Delicious!!
Good Stuff | 06/17/2008
(5 out of 5 stars)
"ON MY WORD!!
Here we have one of a pair (so far) of CDs featuring the famous, if not infamous, transcriptions by Leopold Stokowski of the works of Johann Sebastian Bach, played by the BBC Philharmonic with great panache, recorded in the latest sparkling digital stereo sound by Chandos, and conducted, as if his life depended on it, by Matthias Bamert.
Bamert, a composer/conductor in his mid-sixties, studied with Boulez and Stockhausen, amongst others, apprenticed under Szell, later was an assistant conductor under Stokowski himself, and was named Resident Conductor of the Cleveland Orchestra under Lorin Maazel. He has served as Music Director of the Swiss Radio Orchestra, Principal Guest Conductor of the Royal Scottish National Orchestra and Director of the Glasgow contemporary music festival Musica Nova from 1985 to 1990. He has conducted the world premieres of works by many composers, including Toru Takemitsu, John Casken, James MacMillan and Wolfgang Rihm. As Director of the Lucerne Festival from 1992 to 1998, he was responsible for the opening of a new concert hall, instituted a new Easter Festival, a piano festival, expanded the programme and increased the festival's activities.
All this is by way of explaining that Maestro Bamert is a conductor of impeccable credentials, which can only cause one to wonder as to why he has decided to record the oh-so unfashionable transcriptions of Leopold Stokowski (there are also CDs with Bamert/BBC performing Stokowski's transcriptions/orchestrations of the music of Mussorgsky, Wagner, Handel, and Vivaldi, amongst others).
Has he gone mad?
Or, perhaps, has he discovered that these old chestnuts, these testaments to Leopold Stokowski's egocentricities, these musical war horses, long thought dead, might just be something more? In this era of the never ending quest to perform "authentic" renditions of music exactly as we think the composer might have heard it (assuming, of course, Bach, Handel, Mussorgsky, Wagner and the rest owned the latest CD players), has Bamert discovered that sometimes music must be experienced merely for the sheer joy of it? Has Bamert discovered that perhaps "Stokie" knew what he was doing after all?

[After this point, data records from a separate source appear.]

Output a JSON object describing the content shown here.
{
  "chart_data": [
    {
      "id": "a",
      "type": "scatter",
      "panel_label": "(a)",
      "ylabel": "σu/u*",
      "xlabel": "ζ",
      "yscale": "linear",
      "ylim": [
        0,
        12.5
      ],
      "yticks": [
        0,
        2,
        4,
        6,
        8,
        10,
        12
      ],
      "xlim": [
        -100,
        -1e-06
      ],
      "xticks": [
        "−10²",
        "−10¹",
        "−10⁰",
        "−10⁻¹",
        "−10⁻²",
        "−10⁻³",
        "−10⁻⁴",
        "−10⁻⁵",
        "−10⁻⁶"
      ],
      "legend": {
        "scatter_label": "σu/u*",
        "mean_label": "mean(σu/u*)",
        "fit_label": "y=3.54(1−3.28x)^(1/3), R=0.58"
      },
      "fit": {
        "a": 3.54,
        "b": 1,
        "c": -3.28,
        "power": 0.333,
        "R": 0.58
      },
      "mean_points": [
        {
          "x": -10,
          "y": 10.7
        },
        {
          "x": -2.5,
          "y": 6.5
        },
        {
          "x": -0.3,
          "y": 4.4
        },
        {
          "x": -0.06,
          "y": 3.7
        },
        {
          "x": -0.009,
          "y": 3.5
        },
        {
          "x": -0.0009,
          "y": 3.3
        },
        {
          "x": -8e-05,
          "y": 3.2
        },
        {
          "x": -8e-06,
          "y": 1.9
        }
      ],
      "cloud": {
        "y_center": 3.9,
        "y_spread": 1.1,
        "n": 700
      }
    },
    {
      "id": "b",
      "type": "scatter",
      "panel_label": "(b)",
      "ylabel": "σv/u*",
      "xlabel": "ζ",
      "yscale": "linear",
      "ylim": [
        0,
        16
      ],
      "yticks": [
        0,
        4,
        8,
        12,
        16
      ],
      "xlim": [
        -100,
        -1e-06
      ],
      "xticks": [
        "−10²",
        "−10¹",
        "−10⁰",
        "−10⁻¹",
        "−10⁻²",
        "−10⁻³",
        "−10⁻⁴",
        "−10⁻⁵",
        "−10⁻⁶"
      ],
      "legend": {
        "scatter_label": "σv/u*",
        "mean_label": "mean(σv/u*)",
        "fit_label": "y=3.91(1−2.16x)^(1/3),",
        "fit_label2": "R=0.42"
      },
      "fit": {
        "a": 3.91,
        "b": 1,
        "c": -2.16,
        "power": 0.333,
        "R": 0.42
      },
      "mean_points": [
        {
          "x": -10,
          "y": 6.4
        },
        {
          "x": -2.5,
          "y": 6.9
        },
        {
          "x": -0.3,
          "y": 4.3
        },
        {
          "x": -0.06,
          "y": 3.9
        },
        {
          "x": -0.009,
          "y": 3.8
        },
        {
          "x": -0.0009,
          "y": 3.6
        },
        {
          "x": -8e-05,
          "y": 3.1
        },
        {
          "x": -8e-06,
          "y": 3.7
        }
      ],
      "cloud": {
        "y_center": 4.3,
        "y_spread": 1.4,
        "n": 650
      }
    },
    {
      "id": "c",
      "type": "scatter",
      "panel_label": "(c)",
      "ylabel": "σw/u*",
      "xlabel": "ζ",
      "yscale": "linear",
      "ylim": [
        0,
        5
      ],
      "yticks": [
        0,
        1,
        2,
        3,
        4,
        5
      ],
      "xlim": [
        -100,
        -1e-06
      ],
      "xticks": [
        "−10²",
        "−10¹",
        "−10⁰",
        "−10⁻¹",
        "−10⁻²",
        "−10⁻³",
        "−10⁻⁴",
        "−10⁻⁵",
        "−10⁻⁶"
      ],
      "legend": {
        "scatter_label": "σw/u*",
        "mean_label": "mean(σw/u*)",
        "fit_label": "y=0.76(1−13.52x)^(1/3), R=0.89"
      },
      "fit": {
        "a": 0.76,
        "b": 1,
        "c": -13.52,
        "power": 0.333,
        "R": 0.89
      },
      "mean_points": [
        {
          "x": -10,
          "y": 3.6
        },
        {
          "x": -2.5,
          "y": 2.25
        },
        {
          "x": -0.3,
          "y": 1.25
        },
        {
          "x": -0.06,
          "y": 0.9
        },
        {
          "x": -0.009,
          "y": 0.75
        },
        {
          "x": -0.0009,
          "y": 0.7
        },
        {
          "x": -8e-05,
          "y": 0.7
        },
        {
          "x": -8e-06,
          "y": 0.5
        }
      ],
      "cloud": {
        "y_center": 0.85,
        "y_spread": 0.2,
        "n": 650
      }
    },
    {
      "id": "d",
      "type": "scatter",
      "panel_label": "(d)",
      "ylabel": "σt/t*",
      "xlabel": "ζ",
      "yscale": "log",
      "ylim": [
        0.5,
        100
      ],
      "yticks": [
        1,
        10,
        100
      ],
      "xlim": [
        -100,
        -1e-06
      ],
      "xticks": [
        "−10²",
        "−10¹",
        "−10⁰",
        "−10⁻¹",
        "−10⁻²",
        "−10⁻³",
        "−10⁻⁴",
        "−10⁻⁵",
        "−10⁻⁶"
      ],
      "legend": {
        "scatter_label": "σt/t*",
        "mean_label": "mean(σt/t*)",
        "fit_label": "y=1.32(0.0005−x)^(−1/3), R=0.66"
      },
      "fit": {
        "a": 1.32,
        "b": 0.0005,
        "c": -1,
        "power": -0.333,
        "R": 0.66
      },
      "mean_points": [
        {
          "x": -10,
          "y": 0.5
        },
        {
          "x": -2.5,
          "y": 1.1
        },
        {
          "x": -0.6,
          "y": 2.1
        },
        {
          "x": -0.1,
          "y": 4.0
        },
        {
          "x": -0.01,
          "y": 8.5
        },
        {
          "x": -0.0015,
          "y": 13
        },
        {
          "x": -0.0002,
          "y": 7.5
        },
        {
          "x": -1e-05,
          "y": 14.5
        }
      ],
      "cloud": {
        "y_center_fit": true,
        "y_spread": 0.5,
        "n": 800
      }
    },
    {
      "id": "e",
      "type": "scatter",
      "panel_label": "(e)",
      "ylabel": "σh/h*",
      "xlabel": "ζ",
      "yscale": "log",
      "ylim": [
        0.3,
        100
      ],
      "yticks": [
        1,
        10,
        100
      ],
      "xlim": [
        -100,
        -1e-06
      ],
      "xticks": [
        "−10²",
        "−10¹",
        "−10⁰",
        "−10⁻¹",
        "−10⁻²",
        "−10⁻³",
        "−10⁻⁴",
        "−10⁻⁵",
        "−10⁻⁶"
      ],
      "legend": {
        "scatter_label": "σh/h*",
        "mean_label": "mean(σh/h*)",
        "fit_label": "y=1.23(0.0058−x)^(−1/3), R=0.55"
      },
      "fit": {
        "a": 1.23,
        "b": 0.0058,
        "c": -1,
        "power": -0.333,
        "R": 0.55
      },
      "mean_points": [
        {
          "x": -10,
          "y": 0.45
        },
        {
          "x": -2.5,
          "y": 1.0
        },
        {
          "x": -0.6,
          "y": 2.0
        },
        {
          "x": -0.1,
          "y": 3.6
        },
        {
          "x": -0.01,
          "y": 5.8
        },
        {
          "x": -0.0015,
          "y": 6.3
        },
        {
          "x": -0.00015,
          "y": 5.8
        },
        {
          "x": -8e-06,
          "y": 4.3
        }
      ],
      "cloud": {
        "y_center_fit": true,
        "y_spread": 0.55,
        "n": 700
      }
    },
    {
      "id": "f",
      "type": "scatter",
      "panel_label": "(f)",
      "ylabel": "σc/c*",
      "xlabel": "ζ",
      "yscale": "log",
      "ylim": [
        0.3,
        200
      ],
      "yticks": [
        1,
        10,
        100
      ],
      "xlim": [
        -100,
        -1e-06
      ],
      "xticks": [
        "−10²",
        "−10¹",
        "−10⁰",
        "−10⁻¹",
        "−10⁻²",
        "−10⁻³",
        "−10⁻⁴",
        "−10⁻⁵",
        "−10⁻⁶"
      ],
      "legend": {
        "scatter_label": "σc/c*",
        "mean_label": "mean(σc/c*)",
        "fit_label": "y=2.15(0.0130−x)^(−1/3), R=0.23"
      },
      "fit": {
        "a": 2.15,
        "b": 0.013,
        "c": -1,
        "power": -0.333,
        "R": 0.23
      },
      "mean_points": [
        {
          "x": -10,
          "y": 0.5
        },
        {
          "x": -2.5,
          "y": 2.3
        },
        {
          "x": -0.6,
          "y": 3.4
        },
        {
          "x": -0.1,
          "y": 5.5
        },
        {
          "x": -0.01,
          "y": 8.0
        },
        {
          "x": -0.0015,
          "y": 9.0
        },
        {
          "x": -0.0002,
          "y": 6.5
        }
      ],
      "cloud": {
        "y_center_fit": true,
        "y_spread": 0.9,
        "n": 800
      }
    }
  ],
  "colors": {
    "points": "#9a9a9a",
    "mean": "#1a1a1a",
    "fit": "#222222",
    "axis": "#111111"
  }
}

Beats me. But I can tell you this: I find these exhumations to be absolutely delightful, great, great fun and, yes, I'll say it, good music making as well. I find this, and its' companion CDs, to be thoroughly convincing and absolutely delightful. And in this era of political correctness to the 'nth degree, I find these naughty reminders of our not-so-distant musical past to be absolutely delicious!